What Good are “Crippled” Children?

I commonly teach an introductory sociology course each semester to approximately 200 students. I run it mostly as a lecture, although I regularly ask them questions—including opinion questions—in part because I want them to participate but also because I’d like to know what and how they think. On the first day of class I typically spend about half an hour talking about the kinds of questions we’ll cover over the course of the semester. Among those questions are ones like these:

  • Who do we trust? Who are your authorities?
  • Why is it so hard to change the way things are?
  • What or who determines what is “normal?”

Students (and I as well) often like to hear others’ answers to these questions. And then to introduce the idea of stratification—to be touched upon later in the semester—I pose this dilemma to them:

If there were a lifeboat adrift at sea, and in the lifeboat were a male lawyer, a female doctor, a crippled child, a stay-at-home mom, and a garbageman, and one person had to be thrown overboard to save the others, which person should we choose?

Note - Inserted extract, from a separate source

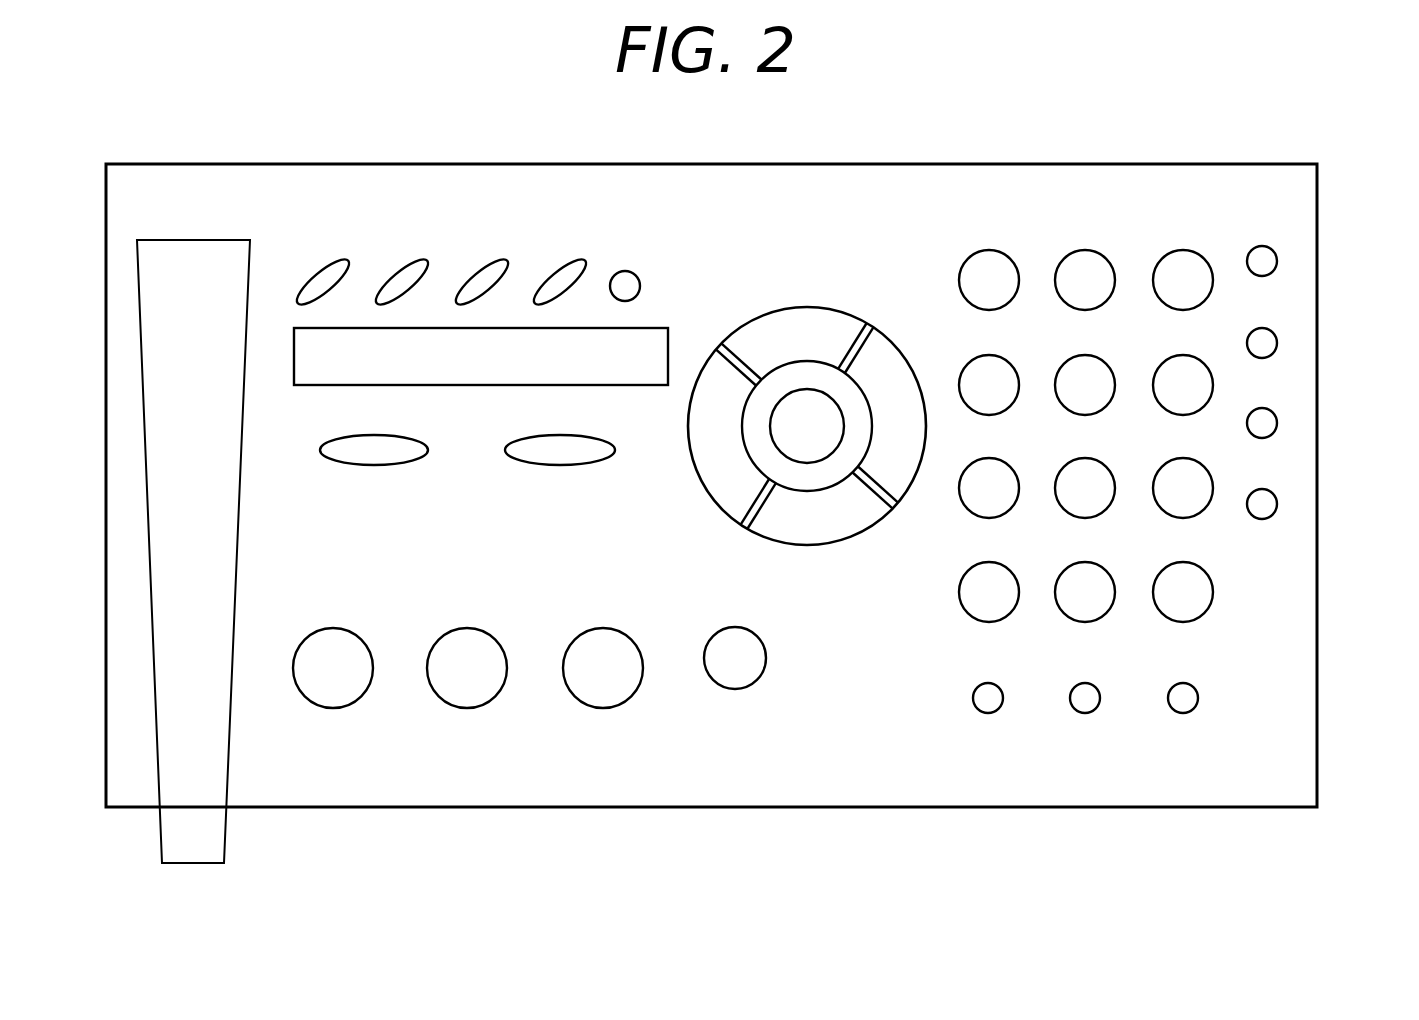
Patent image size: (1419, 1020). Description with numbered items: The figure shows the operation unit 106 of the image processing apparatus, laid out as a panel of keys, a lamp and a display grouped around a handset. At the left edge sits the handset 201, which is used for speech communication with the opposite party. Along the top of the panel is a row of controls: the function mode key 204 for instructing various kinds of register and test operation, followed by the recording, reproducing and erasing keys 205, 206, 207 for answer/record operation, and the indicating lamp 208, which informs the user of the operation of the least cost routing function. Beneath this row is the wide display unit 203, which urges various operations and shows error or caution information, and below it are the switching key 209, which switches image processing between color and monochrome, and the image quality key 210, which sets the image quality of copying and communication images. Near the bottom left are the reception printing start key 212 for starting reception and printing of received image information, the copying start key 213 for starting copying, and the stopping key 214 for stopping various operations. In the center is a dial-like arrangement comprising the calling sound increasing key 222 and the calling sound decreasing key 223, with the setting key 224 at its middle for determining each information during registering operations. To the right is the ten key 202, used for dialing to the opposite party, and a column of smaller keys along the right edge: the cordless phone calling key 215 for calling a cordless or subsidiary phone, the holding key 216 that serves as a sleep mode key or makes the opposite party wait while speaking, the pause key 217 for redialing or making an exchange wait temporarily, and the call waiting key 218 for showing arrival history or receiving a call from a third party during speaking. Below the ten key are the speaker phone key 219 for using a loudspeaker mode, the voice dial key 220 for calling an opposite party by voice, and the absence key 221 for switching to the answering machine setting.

I then walk around the classroom asking particular individuals for their response and the logic behind it. Different semesters have produced different clusters of answers to the question, which makes sense. But I pressed this group a bit longer than average. Some didn’t wish to weigh in; others said they ought to “draw straws.” One nobly—in my mind, at least—said simply that it should be a male, which led to a discussion of whether complete egalitarianism is optimal in emergencies or whether “women and children first” ought still hold. (They didn’t seem much into tradition.)

Plenty, however, did offer their opinion. The modal answer is always “crippled child.” The female doctor is never chosen. The other three tend to be selected in roughly comparable numbers. I ask them for their rationale, and it typically consists of this:

  • A crippled child cannot survive on its own.
  • A crippled child isn’t productive.
  • A crippled child’s future isn’t as bright as that of the others.

They often dislike hearing themselves say such things, but nor do they wish to actively deny them. The first “crippled child” response almost always used to generate grumbling among other students. It hasn’t for the last several semesters, if my memory serves me. While I don’t consider that there are obviously right answers to the question, some answers and logics seem more or less concerning to me. (And the simple existence of stratification is understood.)

The value of a university education is, of course, increasingly tied to credentialing, the promise of a good job, a lucrative career, etc. Economic productivity. Indeed, a career path is an assumption made of all students. To hear someone say they’d like to be a stay-at-home mother is now unheard of, even if some—a decreasing minority—will still elect that pathway in the future.

And that reminded me of Wendell Berry, who could use a bit of better press among conservatives than he earned the other day. Generally I much respect his perspective. When once criticized for noting that his wife helped him edit his work, and was not in the paid labor force, he struck back:

…what appears to infuriate them the most is their supposition that she works for nothing. They assume—and this is the orthodox assumption of the industrial economy—that the only help worth giving is not given at all, but sold.

I worry about my students, about the world they’ve inherited from their parents, the one they are reproducing. Dignity is a foreign word, and personhood nearly as much. A strong egalitarianism will come with a hefty price tag. I fear many won’t be productive enough to afford it.